Neue Freunde
Nachdem Phil wieder sicheren Boden unter den Füßen hatte und überschwänglich von Josto begrüßt wurde, begannen die Autobots, sich erneut in Autos zurückzufalten. Phil hob unterdessen sein Handy vom Hallenboden auf, welches aus dem gestohlenen Mercedes - Revolt - heraus gefallen sein musste. Wie durch ein Wunder war nichts kaputt, wie Phil erleichtert feststellte. Die Option, jederzeit die Polizei rufen zu können, beruhigte ihn ein wenig - auch, wenn dies ihm im schlimmsten Fall nichts bringen würde. Revolt fuhr Phil bis vor die Füße und öffnete seine Türen. Josto zog die Rute ein, doch als Phil sich, wenn auch widerwillig und mit einem Seufzen, auf den Fahrersitz schmiss, folgte er ihm und machte es sich erneut im Fußraum des Beifahrerplatzes bequem.
Wie geplant verließen Optimus und drei andere Wagen die Halle, während Revolt und ein gelber Chevrolet mit Rallyestreifen – Bumblebee – zurückblieben. Angespannt lauschte Phil auf Geräusche von draußen, selbst wenn er nicht genau wusste, wie diese klingen sollten, doch nichts passierte.
Nach einer viel zu langen Zeit, in der er beinahe vor Erschöpfung einschlief, setzten sich die beiden Autos mit ihm und Josto endlich ebenfalls in Bewegung.
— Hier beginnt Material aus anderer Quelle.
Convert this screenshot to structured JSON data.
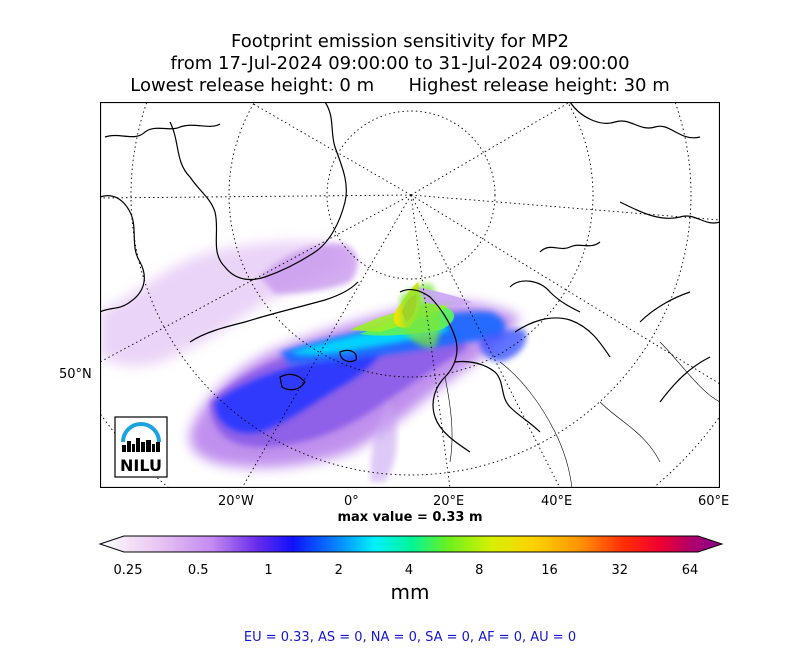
{
  "title": {
    "line1": "Footprint emission sensitivity for MP2",
    "line2": "from 17-Jul-2024 09:00:00 to 31-Jul-2024 09:00:00",
    "line3_left": "Lowest release height: 0 m",
    "line3_right": "Highest release height: 30 m"
  },
  "map": {
    "projection": "north polar stereographic",
    "graticule": "dotted",
    "lat_tick_label": "50°N",
    "lon_tick_labels": [
      "20°W",
      "0°",
      "20°E",
      "40°E",
      "60°E"
    ],
    "logo_text": "NILU",
    "max_value_label": "max value = 0.33 m"
  },
  "colorbar": {
    "ticks": [
      "0.25",
      "0.5",
      "1",
      "2",
      "4",
      "8",
      "16",
      "32",
      "64"
    ],
    "colors": [
      "#ffffff",
      "#d9a9f0",
      "#8a3ae0",
      "#2020ff",
      "#00e5ff",
      "#7cf02a",
      "#f2f000",
      "#ff9500",
      "#ff1010",
      "#c0006a",
      "#8a0090"
    ],
    "unit": "mm",
    "extend": "both"
  },
  "totals": "EU = 0.33,  AS = 0,  NA = 0,  SA = 0,  AF = 0,  AU = 0"
}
Zügig verließen sie die Halle und kurvten durch die Nacht, während Phil erneut abwesend an seinem Lederband zupfte. Sie ließen das kleine Städtchen hinter sich und erreichten bald eine Landstraße, umgeben von weiten Feldern. Nur der fast volle Mond erleuchtete neben den Scheinwerfern der Autobots die Nacht. Als auch nach einer vollen Stunde Fahrt noch alles ruhig blieb, begann Phil sich allmählich zu entspannen. Auch wenn er Revolt nach ihrem kurzen Wortgefecht zuvor sehr unsympathisch fand, begann er, sich sicher zu fühlen. Falls die Autobots ihm schaden wollten, hätten sie dies bereits längst hinter sich bringen können. Auch Josto rollte sich irgendwann zusammen, und Hund sowie Besitzer schliefen ein.
***
Ein sehr lautes Geräusch weckte Phil aus einem traumlosen Schlaf.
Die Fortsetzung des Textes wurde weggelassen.